Though it's just a guess, this might be a bug with
getaddrinfoon Tahoe itself, but I could be wrong.
Ah yes, sorry I should have clarified this in my post. I tested this in 3.2.6 but it manifests differently in that version.
When I ran the same reproduction script with Ruby 3.2.6, rather than hanging indefinitely, it crashed immediately with a segmentation fault when the child process attempts DNS resolution.
The crash occurs at the getaddrinfo call in the forked child. The backtrace shows the fault originating in macOS system libraries, specifically in libsystem_trace.dylib at _os_log_preferences_refresh.

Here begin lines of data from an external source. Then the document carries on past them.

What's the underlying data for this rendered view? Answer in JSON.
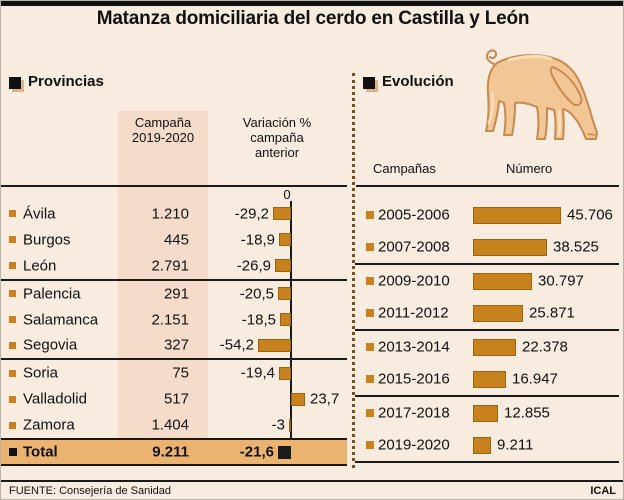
{
  "title": "Matanza domiciliaria del cerdo en Castilla y León",
  "colors": {
    "background": "#f8ebe0",
    "column_band": "#f5dcca",
    "total_band": "#eab470",
    "bar_orange": "#c8821d",
    "line_black": "#1a1a1a"
  },
  "provinces": {
    "section_title": "Provincias",
    "campaign_header": [
      "Campaña",
      "2019-2020"
    ],
    "variation_header": [
      "Variación %",
      "campaña",
      "anterior"
    ],
    "zero_label": "0",
    "rows": [
      {
        "name": "Ávila",
        "campaign": "1.210",
        "variation_label": "-29,2",
        "variation": -29.2
      },
      {
        "name": "Burgos",
        "campaign": "445",
        "variation_label": "-18,9",
        "variation": -18.9
      },
      {
        "name": "León",
        "campaign": "2.791",
        "variation_label": "-26,9",
        "variation": -26.9
      },
      {
        "name": "Palencia",
        "campaign": "291",
        "variation_label": "-20,5",
        "variation": -20.5
      },
      {
        "name": "Salamanca",
        "campaign": "2.151",
        "variation_label": "-18,5",
        "variation": -18.5
      },
      {
        "name": "Segovia",
        "campaign": "327",
        "variation_label": "-54,2",
        "variation": -54.2
      },
      {
        "name": "Soria",
        "campaign": "75",
        "variation_label": "-19,4",
        "variation": -19.4
      },
      {
        "name": "Valladolid",
        "campaign": "517",
        "variation_label": "23,7",
        "variation": 23.7
      },
      {
        "name": "Zamora",
        "campaign": "1.404",
        "variation_label": "-3",
        "variation": -3
      }
    ],
    "total": {
      "name": "Total",
      "campaign": "9.211",
      "variation_label": "-21,6",
      "variation": -21.6
    }
  },
  "evolution": {
    "section_title": "Evolución",
    "campaigns_header": "Campañas",
    "number_header": "Número",
    "rows": [
      {
        "campaign": "2005-2006",
        "number_label": "45.706",
        "number": 45706
      },
      {
        "campaign": "2007-2008",
        "number_label": "38.525",
        "number": 38525
      },
      {
        "campaign": "2009-2010",
        "number_label": "30.797",
        "number": 30797
      },
      {
        "campaign": "2011-2012",
        "number_label": "25.871",
        "number": 25871
      },
      {
        "campaign": "2013-2014",
        "number_label": "22.378",
        "number": 22378
      },
      {
        "campaign": "2015-2016",
        "number_label": "16.947",
        "number": 16947
      },
      {
        "campaign": "2017-2018",
        "number_label": "12.855",
        "number": 12855
      },
      {
        "campaign": "2019-2020",
        "number_label": "9.211",
        "number": 9211
      }
    ]
  },
  "footer": {
    "source": "FUENTE: Consejería de Sanidad",
    "credit": "ICAL"
  },
  "chart_data": [
    {
      "type": "bar",
      "orientation": "horizontal",
      "title": "Provincias — Campaña 2019-2020 y Variación % campaña anterior",
      "categories": [
        "Ávila",
        "Burgos",
        "León",
        "Palencia",
        "Salamanca",
        "Segovia",
        "Soria",
        "Valladolid",
        "Zamora",
        "Total"
      ],
      "series": [
        {
          "name": "Campaña 2019-2020",
          "values": [
            1210,
            445,
            2791,
            291,
            2151,
            327,
            75,
            517,
            1404,
            9211
          ]
        },
        {
          "name": "Variación % campaña anterior",
          "values": [
            -29.2,
            -18.9,
            -26.9,
            -20.5,
            -18.5,
            -54.2,
            -19.4,
            23.7,
            -3,
            -21.6
          ]
        }
      ],
      "axis_zero_label": "0",
      "grid": false,
      "legend_position": "none"
    },
    {
      "type": "bar",
      "orientation": "horizontal",
      "title": "Evolución",
      "xlabel": "Campañas",
      "ylabel": "Número",
      "categories": [
        "2005-2006",
        "2007-2008",
        "2009-2010",
        "2011-2012",
        "2013-2014",
        "2015-2016",
        "2017-2018",
        "2019-2020"
      ],
      "values": [
        45706,
        38525,
        30797,
        25871,
        22378,
        16947,
        12855,
        9211
      ],
      "xlim": [
        0,
        46000
      ],
      "grid": false,
      "legend_position": "none"
    }
  ]
}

This confirms Ruby 3.2.6 is also affected by the same underlying issue - it just manifests as an immediate crash rather than a hang.
I've attached the full crash output for reference.
Updated by mame (Yusuke Endoh) about 12 hours ago
Thank you. This looks like the same issue reported multiple times in the past, but we were previously stuck without a way to investigate.
https://bugs.ruby-lang.org/issues/15490
https://bugs.ruby-lang.org/issues/15794
https://github.com/redis/redis-rb/issues/859
https://github.com/hanami/hanami/issues/993
It is greatly appreciated that the reproduction conditions are now much clearer.
This issue does not affect Python even in a forked child process, right? If Python avoids this error, checking how it calls getaddrinfo might give us a hint for a fix or workaround.
It is difficult for me to debug this without a reproducing environment. Are there any committers or contributors who can reproduce the issue and investigate?
Updated by mame (Yusuke Endoh) about 12 hours ago
- Related to Bug #15490: socket.rb - recurring segmentation faults added
- Related to Bug #15794: Can not start Puma with Rails after bundle install added
Updated by adamoffat (Adam Moffat) about 12 hours ago
· Edited
- File python_dns_fork_test.py python_dns_fork_test.py added
Updated by adamoffat (Adam Moffat) about 12 hours ago
- File python_dns_fork_test.py python_dns_fork_test.py added
- File python_crash_output.txt python_crash_output.txt added
Ah my earlier Python script had a bug.
My initial Python test incorrectly reported success. The script used os.WEXITSTATUS() to check the child's exit status, but this function only works for processes that exit normally. When a process is killed by a signal (SIGSEGV), it returns 0, giving a false positive.
After fixing the script to check os.WIFSIGNALED(), I was able to confirm the child is killed by signal 11 (SIGSEGV). The crash logs show the identical stack trace to Ruby: _gai_nat64_second_pass → nw_path_access_agent_cache → _os_log_preferences_refresh.
This is an OS-level bug in macOS Tahoe, not language-specific. My apologies.